Yes, there should be a property, here's my not-as-sketchy actual protocol:

/// A type that produces a reproducible stream of uniformly distributed
/// pseudorandom bits.
protocol PseudorandomNumberGenerator {

    associatedtype State
    var state: State { get }

    /// Creates a new instance of this generator with a state that is
    /// completely determined by the given seed. Any `UInt64` is allowed and
    /// maps to a valid state. Each seed may or may not map to a unique state
    /// depending on the generator.
    init(seed: UInt64)

    /// Creates a new instance of this generator with the given state.
    /// The initializer fails if the given state is invalid for this generator.
    init?(state: State)

    /// Advances the state of the generator and returns the next 64 uniformly
    /// distributed pseudorandom bits.
    mutating func next() -> UInt64
}

(It doesn't inherit from RandomNumberGenerator for a couple of irrelevant reasons.)

How would you add the constraint that State can be eg UInt32 or (UInt64, UInt64)? Without any constraints (and just manually ensuring that any conforming type doesn't have strange State like Void, Never or a class type), I can use the getter and init no matter the type of the State, and it has worked for me for some years now.

You mean this:

?

No, because that only consumes 64b of randomness, which is insufficient for a lot of applications. The empty init() should set the entire internal state using the system RNG.

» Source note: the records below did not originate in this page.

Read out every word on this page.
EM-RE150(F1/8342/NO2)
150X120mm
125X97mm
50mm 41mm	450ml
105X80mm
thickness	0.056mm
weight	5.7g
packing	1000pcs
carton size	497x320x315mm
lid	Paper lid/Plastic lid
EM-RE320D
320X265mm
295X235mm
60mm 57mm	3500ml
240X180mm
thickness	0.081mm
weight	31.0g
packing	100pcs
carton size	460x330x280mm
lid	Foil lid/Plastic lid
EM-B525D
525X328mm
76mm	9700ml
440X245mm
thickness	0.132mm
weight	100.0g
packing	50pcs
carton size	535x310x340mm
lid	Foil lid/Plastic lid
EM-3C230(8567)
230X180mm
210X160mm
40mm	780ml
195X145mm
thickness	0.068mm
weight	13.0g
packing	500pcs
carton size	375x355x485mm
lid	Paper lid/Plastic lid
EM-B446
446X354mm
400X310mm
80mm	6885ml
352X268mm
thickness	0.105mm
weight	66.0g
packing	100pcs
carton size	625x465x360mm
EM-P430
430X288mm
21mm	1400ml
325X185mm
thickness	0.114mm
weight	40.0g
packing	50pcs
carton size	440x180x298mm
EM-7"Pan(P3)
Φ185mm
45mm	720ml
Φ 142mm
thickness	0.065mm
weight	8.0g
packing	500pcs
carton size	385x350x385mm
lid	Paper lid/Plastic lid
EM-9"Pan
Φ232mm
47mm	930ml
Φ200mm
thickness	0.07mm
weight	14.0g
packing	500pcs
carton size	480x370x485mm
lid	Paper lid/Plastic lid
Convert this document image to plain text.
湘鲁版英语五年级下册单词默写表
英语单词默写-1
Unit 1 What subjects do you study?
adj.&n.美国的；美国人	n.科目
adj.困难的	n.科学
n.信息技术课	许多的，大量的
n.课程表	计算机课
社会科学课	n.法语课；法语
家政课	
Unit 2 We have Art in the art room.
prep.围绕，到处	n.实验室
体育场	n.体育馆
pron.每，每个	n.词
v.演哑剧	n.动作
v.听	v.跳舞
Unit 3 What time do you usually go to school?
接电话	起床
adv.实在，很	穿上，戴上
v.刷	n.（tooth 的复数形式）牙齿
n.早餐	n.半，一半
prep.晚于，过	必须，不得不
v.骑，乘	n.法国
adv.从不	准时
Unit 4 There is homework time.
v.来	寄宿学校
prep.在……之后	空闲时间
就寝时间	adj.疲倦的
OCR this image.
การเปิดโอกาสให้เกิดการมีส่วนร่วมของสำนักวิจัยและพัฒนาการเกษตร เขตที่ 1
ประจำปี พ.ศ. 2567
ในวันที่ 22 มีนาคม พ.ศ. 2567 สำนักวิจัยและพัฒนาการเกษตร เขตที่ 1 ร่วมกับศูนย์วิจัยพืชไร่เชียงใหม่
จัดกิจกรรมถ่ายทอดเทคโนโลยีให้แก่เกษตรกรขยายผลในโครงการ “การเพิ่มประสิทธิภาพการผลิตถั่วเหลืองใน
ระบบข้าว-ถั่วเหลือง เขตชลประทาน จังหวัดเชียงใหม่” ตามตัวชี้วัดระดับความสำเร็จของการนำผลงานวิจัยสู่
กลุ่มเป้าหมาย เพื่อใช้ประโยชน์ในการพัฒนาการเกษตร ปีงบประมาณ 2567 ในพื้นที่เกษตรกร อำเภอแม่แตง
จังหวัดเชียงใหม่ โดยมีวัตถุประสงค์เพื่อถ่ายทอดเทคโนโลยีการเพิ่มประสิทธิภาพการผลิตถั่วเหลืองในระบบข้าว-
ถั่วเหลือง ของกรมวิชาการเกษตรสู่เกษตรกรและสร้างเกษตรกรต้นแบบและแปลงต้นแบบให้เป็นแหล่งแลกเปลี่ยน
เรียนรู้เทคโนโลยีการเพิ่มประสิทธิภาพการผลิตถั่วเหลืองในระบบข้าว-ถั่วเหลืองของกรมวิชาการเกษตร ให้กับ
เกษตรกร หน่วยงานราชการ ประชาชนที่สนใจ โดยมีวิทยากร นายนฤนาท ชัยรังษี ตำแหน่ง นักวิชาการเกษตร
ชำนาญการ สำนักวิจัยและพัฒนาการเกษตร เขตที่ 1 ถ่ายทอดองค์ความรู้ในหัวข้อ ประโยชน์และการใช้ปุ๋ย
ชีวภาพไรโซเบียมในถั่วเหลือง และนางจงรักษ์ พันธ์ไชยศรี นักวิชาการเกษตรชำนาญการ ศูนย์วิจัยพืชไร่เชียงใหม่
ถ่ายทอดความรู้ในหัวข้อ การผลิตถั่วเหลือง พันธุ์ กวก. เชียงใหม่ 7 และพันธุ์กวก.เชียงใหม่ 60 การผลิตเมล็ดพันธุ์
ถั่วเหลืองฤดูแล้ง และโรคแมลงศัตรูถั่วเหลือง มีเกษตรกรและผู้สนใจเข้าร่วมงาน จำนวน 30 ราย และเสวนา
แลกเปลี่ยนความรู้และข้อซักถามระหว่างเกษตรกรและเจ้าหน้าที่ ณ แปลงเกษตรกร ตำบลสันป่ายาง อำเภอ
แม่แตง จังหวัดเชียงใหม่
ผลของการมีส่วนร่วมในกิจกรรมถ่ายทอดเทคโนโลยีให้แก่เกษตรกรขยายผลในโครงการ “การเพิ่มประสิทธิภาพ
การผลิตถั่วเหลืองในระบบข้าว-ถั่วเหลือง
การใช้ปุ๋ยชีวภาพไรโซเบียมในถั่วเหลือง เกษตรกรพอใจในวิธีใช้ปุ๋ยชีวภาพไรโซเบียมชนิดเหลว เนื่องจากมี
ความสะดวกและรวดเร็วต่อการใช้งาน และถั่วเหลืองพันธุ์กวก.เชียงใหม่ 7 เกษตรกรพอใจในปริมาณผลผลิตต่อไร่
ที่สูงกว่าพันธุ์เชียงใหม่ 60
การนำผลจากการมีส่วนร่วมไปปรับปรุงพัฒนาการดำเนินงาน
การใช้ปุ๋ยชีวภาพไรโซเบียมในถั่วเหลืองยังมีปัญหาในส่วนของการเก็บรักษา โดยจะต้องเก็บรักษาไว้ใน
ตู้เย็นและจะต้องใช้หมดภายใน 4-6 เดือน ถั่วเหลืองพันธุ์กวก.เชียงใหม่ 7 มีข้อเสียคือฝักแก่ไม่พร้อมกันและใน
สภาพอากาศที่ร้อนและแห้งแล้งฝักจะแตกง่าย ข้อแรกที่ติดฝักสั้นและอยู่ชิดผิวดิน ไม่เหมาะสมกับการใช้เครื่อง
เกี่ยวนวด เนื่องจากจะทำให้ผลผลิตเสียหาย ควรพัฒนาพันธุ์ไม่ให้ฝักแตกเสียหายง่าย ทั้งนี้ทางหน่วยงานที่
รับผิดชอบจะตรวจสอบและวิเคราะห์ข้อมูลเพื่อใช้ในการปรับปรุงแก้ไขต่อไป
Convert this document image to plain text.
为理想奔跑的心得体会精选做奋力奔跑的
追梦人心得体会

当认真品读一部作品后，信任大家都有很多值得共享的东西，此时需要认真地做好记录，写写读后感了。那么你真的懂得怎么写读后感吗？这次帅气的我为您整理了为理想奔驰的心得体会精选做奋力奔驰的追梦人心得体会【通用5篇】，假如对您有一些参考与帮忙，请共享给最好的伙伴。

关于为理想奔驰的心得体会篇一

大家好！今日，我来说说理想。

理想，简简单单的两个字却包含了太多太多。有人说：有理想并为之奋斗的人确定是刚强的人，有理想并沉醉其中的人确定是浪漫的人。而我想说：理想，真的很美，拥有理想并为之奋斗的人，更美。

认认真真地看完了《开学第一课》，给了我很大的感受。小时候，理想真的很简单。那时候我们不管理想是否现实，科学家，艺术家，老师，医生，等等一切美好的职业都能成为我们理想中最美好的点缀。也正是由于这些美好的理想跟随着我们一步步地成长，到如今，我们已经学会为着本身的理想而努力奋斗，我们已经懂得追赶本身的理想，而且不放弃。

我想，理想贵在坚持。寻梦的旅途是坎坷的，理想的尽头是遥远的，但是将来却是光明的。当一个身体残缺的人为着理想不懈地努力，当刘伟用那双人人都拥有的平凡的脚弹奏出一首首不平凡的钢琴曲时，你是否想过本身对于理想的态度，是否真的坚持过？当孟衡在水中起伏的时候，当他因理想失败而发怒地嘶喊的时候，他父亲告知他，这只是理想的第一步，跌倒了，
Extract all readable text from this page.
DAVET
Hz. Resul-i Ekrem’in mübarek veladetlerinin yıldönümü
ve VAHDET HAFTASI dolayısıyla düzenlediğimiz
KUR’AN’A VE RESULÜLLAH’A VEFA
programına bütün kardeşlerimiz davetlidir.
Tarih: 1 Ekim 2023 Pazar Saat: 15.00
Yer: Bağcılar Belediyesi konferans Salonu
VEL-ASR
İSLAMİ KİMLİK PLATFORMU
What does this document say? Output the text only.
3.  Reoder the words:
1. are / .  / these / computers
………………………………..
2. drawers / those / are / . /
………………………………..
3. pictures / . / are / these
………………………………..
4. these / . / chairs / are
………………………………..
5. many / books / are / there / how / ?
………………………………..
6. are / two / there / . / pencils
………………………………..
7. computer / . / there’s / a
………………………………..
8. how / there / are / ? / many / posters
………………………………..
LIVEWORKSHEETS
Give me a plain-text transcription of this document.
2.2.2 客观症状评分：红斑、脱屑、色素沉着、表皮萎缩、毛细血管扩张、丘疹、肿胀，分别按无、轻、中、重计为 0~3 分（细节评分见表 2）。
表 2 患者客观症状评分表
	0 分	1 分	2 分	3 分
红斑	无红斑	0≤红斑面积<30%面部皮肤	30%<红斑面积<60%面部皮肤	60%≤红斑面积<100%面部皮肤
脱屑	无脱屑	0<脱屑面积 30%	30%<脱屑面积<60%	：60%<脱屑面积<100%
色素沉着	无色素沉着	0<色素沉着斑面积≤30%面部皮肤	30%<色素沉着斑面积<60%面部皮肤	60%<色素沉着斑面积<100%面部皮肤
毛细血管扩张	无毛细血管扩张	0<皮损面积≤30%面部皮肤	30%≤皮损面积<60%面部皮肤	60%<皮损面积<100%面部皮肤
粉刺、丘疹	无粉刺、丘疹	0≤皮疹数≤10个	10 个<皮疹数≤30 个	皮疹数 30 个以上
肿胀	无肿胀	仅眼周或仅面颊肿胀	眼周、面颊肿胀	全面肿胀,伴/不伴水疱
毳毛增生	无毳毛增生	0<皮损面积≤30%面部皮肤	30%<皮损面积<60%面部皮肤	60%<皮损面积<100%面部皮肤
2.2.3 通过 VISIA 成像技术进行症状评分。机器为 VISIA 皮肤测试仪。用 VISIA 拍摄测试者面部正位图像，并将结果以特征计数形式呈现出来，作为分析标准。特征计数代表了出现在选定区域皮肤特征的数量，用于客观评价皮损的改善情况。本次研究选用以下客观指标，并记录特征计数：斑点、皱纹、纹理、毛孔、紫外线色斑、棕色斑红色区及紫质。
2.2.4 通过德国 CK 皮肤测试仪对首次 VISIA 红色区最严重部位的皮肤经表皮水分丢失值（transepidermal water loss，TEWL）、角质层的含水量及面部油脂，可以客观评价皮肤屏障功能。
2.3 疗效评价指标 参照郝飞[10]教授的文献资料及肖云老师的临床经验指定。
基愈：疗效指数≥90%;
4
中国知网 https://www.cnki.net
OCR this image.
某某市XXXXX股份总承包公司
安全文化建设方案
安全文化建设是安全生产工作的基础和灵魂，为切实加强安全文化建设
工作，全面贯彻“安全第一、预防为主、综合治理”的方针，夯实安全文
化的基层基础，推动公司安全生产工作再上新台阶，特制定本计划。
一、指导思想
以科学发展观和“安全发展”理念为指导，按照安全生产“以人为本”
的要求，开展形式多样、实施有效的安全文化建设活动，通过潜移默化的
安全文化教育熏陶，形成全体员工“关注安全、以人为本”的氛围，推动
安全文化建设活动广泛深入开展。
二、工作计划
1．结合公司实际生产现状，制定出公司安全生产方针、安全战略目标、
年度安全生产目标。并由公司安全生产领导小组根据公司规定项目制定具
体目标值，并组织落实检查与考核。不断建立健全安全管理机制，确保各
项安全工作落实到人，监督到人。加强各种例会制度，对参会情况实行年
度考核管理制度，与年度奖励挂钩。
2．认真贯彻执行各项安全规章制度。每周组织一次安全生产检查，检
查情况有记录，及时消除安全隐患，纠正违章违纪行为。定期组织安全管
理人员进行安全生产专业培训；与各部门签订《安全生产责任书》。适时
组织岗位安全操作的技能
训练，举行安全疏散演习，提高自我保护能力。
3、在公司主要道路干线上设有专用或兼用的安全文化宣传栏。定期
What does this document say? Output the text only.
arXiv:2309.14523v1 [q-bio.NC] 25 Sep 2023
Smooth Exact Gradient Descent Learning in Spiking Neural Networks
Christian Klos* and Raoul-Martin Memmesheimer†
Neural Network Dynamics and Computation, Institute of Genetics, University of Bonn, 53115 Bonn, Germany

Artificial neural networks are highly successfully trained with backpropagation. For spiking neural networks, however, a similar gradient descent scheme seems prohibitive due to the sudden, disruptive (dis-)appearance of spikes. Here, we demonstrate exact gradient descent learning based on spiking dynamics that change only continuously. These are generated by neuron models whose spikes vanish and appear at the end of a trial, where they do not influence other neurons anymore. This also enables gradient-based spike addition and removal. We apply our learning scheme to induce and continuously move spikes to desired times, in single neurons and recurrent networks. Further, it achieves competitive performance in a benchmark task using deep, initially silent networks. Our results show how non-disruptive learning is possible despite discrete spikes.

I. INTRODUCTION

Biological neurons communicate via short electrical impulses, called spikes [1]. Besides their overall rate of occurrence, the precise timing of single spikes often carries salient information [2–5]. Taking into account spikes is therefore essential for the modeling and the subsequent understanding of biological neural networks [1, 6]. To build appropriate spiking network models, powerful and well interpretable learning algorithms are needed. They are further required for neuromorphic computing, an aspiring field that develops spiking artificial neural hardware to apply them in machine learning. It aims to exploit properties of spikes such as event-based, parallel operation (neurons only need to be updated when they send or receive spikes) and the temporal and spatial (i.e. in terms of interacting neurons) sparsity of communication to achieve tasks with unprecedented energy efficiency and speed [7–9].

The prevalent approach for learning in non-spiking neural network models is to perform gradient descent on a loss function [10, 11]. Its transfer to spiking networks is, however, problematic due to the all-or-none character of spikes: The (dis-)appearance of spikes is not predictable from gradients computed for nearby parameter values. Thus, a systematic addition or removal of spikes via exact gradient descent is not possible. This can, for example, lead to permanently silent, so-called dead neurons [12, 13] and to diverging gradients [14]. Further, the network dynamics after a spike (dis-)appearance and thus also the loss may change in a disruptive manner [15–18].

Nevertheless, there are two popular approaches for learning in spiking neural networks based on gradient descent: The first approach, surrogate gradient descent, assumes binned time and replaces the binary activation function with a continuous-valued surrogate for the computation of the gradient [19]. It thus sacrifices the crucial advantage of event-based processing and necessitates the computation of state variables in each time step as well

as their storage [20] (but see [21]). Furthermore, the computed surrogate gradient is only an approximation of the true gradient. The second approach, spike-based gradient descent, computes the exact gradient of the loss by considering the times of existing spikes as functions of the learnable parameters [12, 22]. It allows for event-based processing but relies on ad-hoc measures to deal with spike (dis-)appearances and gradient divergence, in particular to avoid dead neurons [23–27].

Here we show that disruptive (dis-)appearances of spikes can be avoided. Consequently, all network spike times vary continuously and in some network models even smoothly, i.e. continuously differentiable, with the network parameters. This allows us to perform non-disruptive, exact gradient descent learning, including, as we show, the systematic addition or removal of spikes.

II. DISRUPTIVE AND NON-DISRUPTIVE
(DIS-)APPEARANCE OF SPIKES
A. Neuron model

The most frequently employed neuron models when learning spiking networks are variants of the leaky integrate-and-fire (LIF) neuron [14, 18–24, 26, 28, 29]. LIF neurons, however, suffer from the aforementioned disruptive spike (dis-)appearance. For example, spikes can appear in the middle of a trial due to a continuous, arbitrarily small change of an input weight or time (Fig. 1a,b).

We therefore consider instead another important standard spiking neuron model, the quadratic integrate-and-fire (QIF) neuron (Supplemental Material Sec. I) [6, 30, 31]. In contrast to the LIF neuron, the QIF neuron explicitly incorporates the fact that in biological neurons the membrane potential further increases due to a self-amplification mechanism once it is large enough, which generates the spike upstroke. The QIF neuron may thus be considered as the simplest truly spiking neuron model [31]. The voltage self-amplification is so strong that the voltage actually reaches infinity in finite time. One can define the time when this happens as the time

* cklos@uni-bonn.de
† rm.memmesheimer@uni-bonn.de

Sure. I had one in which I used SecRandomCopyBytes at some time, but I didn't use it so I just kept the one that does it given a seed.

Note that init(seed: UInt64) is required/expected to set all bits in the state in a sufficiently scrambled way, given the seed (for example xoroshiro uses splitmix64 a couple of times to scramble the seed and set the entire state). For a generator with a state that is less than 64 bit, some seeds will map to the same state, and for generators with more than 64 bits not all states will be possible to achieve given the available seeds. But in my experience it's useful to have a single common type for the seed, just as it is for the resulting output / next bunch of bits (next() -> UInt64) (a generator with a 32 bit state would have to advance its state two times in order to produce the next output).

(This protocol has just been for personal / in-house use, and is only meant as a sketch here, not as a formal proposal.)

Is it even possible to express the POD constraint on an associated type, or is that a requirement that can only be documented?

1 Like

I'm not at all sure about the heterogeneous comparisons though, I was just trying out various things and I think it made some difference in my specific case. Do you mean you saw an improvement by avoiding that heterogeneous comparison?

It's not possible today, is fairly likely to be possible at some (near) future point, because we'd like to use it in a bunch of other places as well.

1 Like

So what did you mean by this?

EDIT: I guess what you meant is that it would work given something more like @Nobody1707's:

protocol PsuedorandomNumberGenerator: RandomNumberGenerator {
    associatedtype State
    var state: State { get }
    init?(state: State)
    init<Source: RandomNumberGenerator>(from: inout Source)
}
1 Like

That the function described cannot be used as intended.

There are a variety of workarounds available; you could constrain state to be exposed in the protocol API as [UInt64], or have a FixedWidthInteger constraint, or require init to/from Data or something similar instead of exposing the actual type--all of those options would get the functionality you want, without actually limiting things very much. If the language had a POD constraint, that would be more general, of course, but we don't have to throw our hands up in the air just because it doesn't yet =)

Sorry for being slow / tired, but what function, init(state:)?

I use the protocol and init(state: State) and it works, here is a generator that has a larger than 64 bit state as an example:

/// The jsf64 generator, translated from:
/// www.pcg-random.org/posts/bob-jenkins-small-prng-passes-practrand.html
struct Jsf64 : PseudorandomNumberGenerator {

    typealias State = (a: UInt64, b: UInt64, c: UInt64, d: UInt64)

    private (set) var state: State

    init(seed: UInt64) {
        self.state = (a: 0xf1ea5eed, b: seed, c: seed, d: seed)
        for _ in 0 ..< 20 { _ = next() }
    }

    init(state: State) {
        // Not sure if every state is a valid state … test or search internet.
        self.state = state
    }

    mutating func next() -> UInt64 {
        func rot64(_ x: UInt64, _ k: UInt64) -> UInt64 {
            return ( x &<< k ) | ( x &>> (64 &- k) )
        }
        let e   = state.a &- rot64(state.b,  7)
        state.a = state.b  ^ rot64(state.c, 13)
        state.b = state.c &+ rot64(state.d, 37)
        state.c = state.d &+ e
        state.d = e &+ state.a
        return state.d
    }
}